In Sprint v. Mendelsohn, the U.S. Supreme Court held that admission of "me too" evidence in discrimination cases is fact based and "depends on many factors...." Plaintiff, who was 51 years old and the oldest employee in her department, was laid off during a company-wide reduction in force. She subsequently sued Sprint for disparate treatment based on her age under the Age Discrimination in Employment Act (ADEA).
The district court excluded evidence from former employees over the age of 40 who were also terminated in the same RIF (the "me too" evidence) because they did not work in plaintiff's group and they did not work for any of the same supervisors. The Tenth Circuit reversed the district court's ruling as to the "me too" testimony and remanded the case for a new trial.
The Supreme Court granted certiorari on the issue of the admissibility of "me too" evidence. The Court held that whether evidence of discrimination by other supervisors is relevant in an individual ADEA case "is fact based and depends on many factors, including how closely related the evidence is to the plaintiff's circumstances and theory of the case." They then remanded the case back down to the district court.
 

...And Now A Report On "Reverse" Discrimination: Hicks v. KNTV Television, Inc.

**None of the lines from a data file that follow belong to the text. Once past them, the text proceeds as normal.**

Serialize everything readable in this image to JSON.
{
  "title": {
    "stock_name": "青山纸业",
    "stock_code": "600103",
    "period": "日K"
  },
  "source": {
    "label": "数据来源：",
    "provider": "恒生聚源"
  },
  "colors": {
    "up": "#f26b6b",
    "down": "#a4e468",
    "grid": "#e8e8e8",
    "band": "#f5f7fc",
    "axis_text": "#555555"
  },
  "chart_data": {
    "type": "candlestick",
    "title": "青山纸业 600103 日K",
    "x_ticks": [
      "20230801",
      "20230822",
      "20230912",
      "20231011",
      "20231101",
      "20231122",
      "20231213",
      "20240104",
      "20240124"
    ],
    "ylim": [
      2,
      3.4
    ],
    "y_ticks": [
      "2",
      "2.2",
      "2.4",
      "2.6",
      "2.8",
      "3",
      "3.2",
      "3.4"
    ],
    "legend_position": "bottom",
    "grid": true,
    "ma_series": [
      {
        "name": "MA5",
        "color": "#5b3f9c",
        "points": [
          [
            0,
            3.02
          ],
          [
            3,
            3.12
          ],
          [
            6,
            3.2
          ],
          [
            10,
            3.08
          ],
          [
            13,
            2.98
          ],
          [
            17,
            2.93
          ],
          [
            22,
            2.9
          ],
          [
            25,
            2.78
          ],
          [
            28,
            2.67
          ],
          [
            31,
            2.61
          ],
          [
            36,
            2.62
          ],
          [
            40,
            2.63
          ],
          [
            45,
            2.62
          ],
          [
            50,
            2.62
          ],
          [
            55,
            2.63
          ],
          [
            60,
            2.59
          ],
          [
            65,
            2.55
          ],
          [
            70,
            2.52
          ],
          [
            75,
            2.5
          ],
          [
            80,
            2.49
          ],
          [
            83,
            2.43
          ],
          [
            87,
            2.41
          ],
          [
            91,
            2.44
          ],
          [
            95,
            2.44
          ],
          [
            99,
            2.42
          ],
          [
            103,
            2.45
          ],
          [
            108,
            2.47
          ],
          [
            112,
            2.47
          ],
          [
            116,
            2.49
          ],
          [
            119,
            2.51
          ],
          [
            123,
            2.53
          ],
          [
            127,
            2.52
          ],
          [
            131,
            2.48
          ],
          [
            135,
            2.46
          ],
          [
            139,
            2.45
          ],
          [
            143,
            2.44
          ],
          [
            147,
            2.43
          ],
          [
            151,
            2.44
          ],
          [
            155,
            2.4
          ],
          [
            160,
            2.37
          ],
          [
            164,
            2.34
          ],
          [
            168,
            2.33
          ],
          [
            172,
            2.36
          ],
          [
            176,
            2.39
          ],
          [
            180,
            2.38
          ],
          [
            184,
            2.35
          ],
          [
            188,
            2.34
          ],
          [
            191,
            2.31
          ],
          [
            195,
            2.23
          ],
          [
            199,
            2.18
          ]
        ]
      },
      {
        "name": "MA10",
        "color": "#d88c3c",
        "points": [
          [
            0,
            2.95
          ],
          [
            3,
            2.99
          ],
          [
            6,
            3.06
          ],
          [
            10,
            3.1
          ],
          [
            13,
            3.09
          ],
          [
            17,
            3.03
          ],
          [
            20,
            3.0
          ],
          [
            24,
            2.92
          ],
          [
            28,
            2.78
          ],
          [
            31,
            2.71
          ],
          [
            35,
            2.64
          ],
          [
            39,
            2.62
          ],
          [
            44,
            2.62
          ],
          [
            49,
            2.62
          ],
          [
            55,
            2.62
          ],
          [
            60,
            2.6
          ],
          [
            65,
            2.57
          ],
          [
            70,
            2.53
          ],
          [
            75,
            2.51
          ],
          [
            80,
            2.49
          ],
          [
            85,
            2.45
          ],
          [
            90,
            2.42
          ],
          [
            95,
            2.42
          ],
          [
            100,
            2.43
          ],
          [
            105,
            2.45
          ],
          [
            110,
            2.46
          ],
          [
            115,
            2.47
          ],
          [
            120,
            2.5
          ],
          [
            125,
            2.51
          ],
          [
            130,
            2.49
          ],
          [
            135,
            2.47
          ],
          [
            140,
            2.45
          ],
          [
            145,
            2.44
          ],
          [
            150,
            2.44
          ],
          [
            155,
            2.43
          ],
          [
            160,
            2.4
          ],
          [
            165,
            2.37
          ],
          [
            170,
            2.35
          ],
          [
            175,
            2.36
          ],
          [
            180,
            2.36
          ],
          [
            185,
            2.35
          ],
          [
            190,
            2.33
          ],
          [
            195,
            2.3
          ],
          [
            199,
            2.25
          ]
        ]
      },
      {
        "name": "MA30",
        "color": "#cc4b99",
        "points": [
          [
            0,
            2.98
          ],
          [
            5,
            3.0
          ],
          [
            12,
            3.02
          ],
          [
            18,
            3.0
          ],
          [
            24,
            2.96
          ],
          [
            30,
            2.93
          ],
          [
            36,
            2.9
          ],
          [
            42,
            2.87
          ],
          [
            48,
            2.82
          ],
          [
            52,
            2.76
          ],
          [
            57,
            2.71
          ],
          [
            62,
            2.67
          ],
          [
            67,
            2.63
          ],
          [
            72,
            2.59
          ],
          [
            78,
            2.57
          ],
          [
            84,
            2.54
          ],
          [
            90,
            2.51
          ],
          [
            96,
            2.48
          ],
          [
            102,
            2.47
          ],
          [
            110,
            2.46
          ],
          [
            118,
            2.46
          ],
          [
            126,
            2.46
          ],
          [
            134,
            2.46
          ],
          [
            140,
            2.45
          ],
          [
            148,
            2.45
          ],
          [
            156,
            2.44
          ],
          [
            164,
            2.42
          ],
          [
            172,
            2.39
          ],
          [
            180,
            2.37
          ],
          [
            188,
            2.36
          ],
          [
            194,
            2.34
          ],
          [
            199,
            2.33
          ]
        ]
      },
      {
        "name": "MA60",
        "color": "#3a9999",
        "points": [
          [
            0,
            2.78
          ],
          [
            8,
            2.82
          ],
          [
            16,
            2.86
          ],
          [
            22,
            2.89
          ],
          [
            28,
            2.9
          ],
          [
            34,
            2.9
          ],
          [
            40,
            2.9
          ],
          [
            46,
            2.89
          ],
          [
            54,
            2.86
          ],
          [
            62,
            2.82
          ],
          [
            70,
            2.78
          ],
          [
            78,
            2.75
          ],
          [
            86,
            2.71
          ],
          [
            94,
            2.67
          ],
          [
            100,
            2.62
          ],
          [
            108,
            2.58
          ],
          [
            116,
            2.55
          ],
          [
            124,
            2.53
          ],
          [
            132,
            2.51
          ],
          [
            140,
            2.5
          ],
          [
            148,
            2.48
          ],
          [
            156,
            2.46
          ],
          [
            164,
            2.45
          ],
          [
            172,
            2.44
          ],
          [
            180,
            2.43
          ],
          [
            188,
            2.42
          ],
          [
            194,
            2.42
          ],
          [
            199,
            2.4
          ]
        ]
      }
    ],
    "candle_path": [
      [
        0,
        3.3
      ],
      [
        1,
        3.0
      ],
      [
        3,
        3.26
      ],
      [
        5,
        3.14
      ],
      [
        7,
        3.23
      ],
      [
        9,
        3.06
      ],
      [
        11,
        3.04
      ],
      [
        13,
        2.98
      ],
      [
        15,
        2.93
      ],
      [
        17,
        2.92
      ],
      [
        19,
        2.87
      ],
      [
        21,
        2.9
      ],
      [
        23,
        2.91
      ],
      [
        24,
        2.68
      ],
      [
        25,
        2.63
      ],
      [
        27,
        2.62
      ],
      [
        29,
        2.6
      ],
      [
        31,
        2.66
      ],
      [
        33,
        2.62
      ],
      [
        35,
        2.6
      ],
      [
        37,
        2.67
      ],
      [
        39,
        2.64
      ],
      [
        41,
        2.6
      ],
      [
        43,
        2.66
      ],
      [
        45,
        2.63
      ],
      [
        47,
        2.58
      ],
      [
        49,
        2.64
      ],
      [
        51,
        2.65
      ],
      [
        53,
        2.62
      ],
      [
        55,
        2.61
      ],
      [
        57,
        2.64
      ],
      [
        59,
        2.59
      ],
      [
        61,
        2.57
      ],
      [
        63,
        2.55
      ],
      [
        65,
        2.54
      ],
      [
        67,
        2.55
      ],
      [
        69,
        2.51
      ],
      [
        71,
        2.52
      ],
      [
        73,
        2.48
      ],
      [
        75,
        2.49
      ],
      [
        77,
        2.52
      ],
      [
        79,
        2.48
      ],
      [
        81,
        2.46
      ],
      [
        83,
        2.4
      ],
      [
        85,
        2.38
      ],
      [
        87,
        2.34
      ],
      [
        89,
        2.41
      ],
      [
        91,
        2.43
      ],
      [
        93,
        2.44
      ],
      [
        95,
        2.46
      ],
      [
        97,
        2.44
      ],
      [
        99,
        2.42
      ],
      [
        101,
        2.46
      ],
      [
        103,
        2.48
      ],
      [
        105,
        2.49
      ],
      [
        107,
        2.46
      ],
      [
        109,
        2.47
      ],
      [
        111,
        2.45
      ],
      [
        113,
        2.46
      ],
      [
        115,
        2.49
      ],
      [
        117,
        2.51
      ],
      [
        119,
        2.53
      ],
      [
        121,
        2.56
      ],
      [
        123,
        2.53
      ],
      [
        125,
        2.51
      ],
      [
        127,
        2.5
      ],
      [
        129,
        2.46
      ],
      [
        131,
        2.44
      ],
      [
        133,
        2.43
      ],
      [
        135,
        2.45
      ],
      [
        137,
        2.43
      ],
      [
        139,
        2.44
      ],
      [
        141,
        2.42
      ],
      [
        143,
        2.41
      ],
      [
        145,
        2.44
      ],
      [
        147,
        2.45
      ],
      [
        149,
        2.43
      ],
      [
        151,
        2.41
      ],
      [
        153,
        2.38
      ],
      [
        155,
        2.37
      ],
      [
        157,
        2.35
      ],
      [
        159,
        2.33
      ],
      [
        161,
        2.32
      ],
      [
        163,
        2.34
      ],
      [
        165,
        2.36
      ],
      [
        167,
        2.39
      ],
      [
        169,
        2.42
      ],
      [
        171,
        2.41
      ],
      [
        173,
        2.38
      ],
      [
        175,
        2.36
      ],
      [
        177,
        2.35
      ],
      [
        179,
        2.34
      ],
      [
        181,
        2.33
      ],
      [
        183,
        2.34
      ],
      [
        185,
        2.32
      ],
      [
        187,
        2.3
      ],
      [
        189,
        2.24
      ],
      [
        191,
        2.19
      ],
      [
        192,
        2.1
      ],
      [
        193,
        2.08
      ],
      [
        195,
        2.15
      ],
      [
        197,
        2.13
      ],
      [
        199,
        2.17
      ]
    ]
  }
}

In Hicks v. KNTV Television, Inc., plaintiff, a white male, worked as a news anchor for defendant-employer. Plaintiff's contract was not renewed when it expired. Instead, defendant hired a black male to replace plaintiff. Plaintiff filed suit for discrimination, alleging that the employer did not renew his contract because it was being pressured to hire a minority. The employer argued that it did not discriminate against plaintiff and that plaintiff's contract was not renewed because his on air personality was too "aloof, distant, standoffish, unapproachable and anchor-like." The trial court found for the employer and plaintiff appealed.
On appeal, plaintiff argued that he was more objectively qualified for the job than his replacement. Plaintiff had more journalism experience, had more experience as an anchor, and had more practical experience in the market. The Court of Appeal, however, rejected these arguments. The Court focused on whether the employer's proffered reason for not renewing plaintiff's contract was pretextual. In its analysis, the Hicks court stated that subjective criteria have become more "critical" to making employment decisions; commenting that subjective characteristics like "common sense, good judgment, originality, loyalty, and tact," are "essential to an individual's success in a supervisory or professional position."
 

Ash v. Tyson Foods, Inc. (U.S. Supreme Court)

Two African-American employees were denied promotions in the defendant's food processing plant that were ultimately awarded to two Caucasians. Among the proof of discrimination they offered was the fact that their supervisor used the term "boy" in referring to them. The Court of Appeals held that this term was insufficient to show racial bias.

Held: The Court of Appeals erred in laying down a per se rule that the term "boy" cannot constitute evidence of racial bias. Instead, that term first would have to be understood in the context in which it was used, including its historical usage, its usage in the workplace, the familiarity between the parties, etc. On remand, the Eleventh Circuit nevertheless reached the same result as before, finding that the plaintiffs' evidence of discriminatory intent remained insufficient as a matter of law.